I get the impression you are uncertain as to the extent to which electrics / electronics play a part in this process.

So, if the spill valves are actuated to actually relieve the pressure between the fuel pump and the control valves (which were confirmed as being open) are the actuation messages recorded ? If so would their operation have been covered by any of the "satisfactories" in the AAIB report ? The Special Bulletin does say that the EEC worked correctly, but the listing of items tested does not include the spill valves.

My understanding is that the EEC is the Engine Electronic Control. Now if the system is anything like the tiny little gas turbine on my aircraft, the EEC has very little to do with the Fuel Control Unit, which is a hydromechanical device that functions entirely automatically and is self-powered, using fuel pressure derived from the shaft-driven HP pump as the motive power for its various servo functions. The EEC input to the FCU is limited to driving an electric actuator which moves the throttle valve. Sensors placed elsewhere in the engine tell the EEC whether the throttle valve movement has produced the desired power, and thus complete the negative feedback control loop. Meanwhile the FCU just gets on with pumping fuel in precise quantities to meet the EEC throttle valve demand, cope with environmental changes and protect the engine from catastrophic failure. Just to give you one example of the sort of thing that goes on inside the FCU, on my aircraft there is a little centrifugal device that, when N1 gets high enough, opens a valve that bleeds fuel from the system.

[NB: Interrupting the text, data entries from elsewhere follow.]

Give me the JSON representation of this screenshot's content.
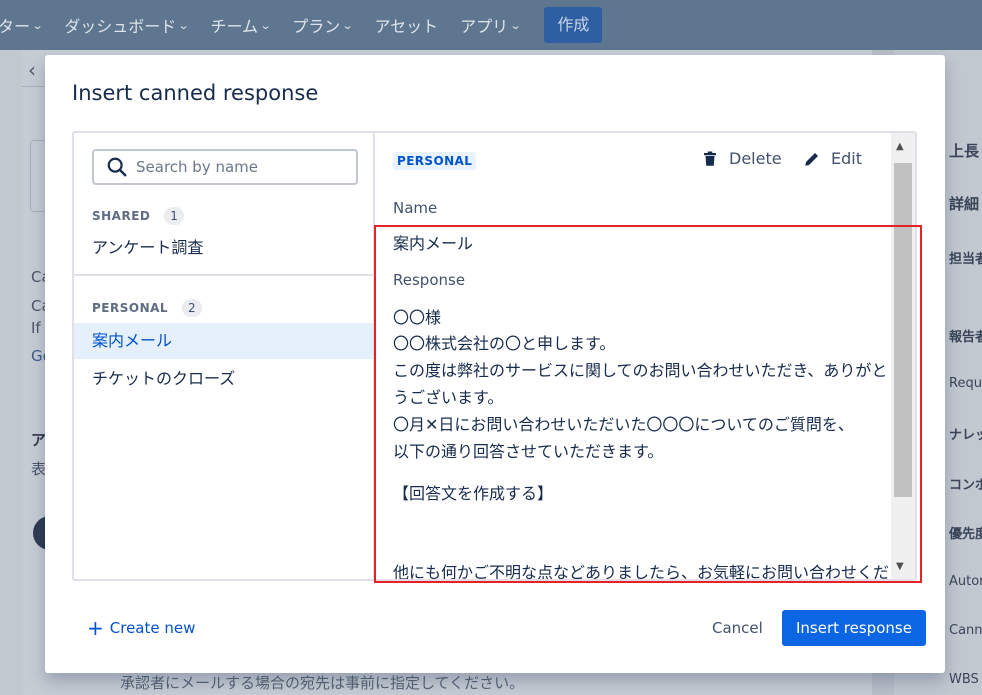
{
  "background": {
    "nav": [
      {
        "label": "ター"
      },
      {
        "label": "ダッシュボード"
      },
      {
        "label": "チーム"
      },
      {
        "label": "プラン"
      },
      {
        "label": "アセット"
      },
      {
        "label": "アプリ"
      }
    ],
    "create_label": "作成",
    "left_fragments": [
      "Ca",
      "Ca",
      "If",
      "Go",
      "ア",
      "表"
    ],
    "right_fragments": [
      "上長",
      "詳細",
      "担当者",
      "報告者",
      "Reque",
      "ナレッ",
      "コンポ",
      "優先度",
      "Autom",
      "Canne",
      "WBS ("
    ],
    "bottom_fragment": "承認者にメールする場合の宛先は事前に指定してください。"
  },
  "modal": {
    "title": "Insert canned response",
    "search": {
      "placeholder": "Search by name",
      "value": ""
    },
    "shared": {
      "heading": "SHARED",
      "count": "1",
      "items": [
        {
          "label": "アンケート調査"
        }
      ]
    },
    "personal": {
      "heading": "PERSONAL",
      "count": "2",
      "items": [
        {
          "label": "案内メール",
          "selected": true
        },
        {
          "label": "チケットのクローズ",
          "selected": false
        }
      ]
    },
    "detail": {
      "badge": "PERSONAL",
      "delete_label": "Delete",
      "edit_label": "Edit",
      "name_label": "Name",
      "name_value": "案内メール",
      "response_label": "Response",
      "response_lines": [
        "〇〇様",
        "〇〇株式会社の〇と申します。",
        "この度は弊社のサービスに関してのお問い合わせいただき、ありがと",
        "うございます。",
        "〇月✕日にお問い合わせいただいた〇〇〇についてのご質問を、",
        "以下の通り回答させていただきます。",
        "【回答文を作成する】",
        "他にも何かご不明な点などありましたら、お気軽にお問い合わせくだ"
      ]
    },
    "create_new_label": "Create new",
    "cancel_label": "Cancel",
    "insert_label": "Insert response"
  },
  "colors": {
    "primary": "#0c66e4",
    "link": "#0052cc",
    "selected_bg": "#e6effc",
    "highlight": "#e8202a"
  }
}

This stops the engine exceeding the designers limiting N1. Of course this gadget never operates unless something else has gone wrong within the system. Another feed of pump output pressure, which is related to N1 (the faster the compressor turns the faster the pump goes) is used to operate the inlet guide vanes. The FCU, with all its internal complexity, is a beautiful bit of engineering and usually extraordinarily reliable. But I would be surprised if there is monitoring by the FDR / QAR or anything in the EEC of the detail of its internal operation.

777drivers / engineers, please correct if my analogy is false.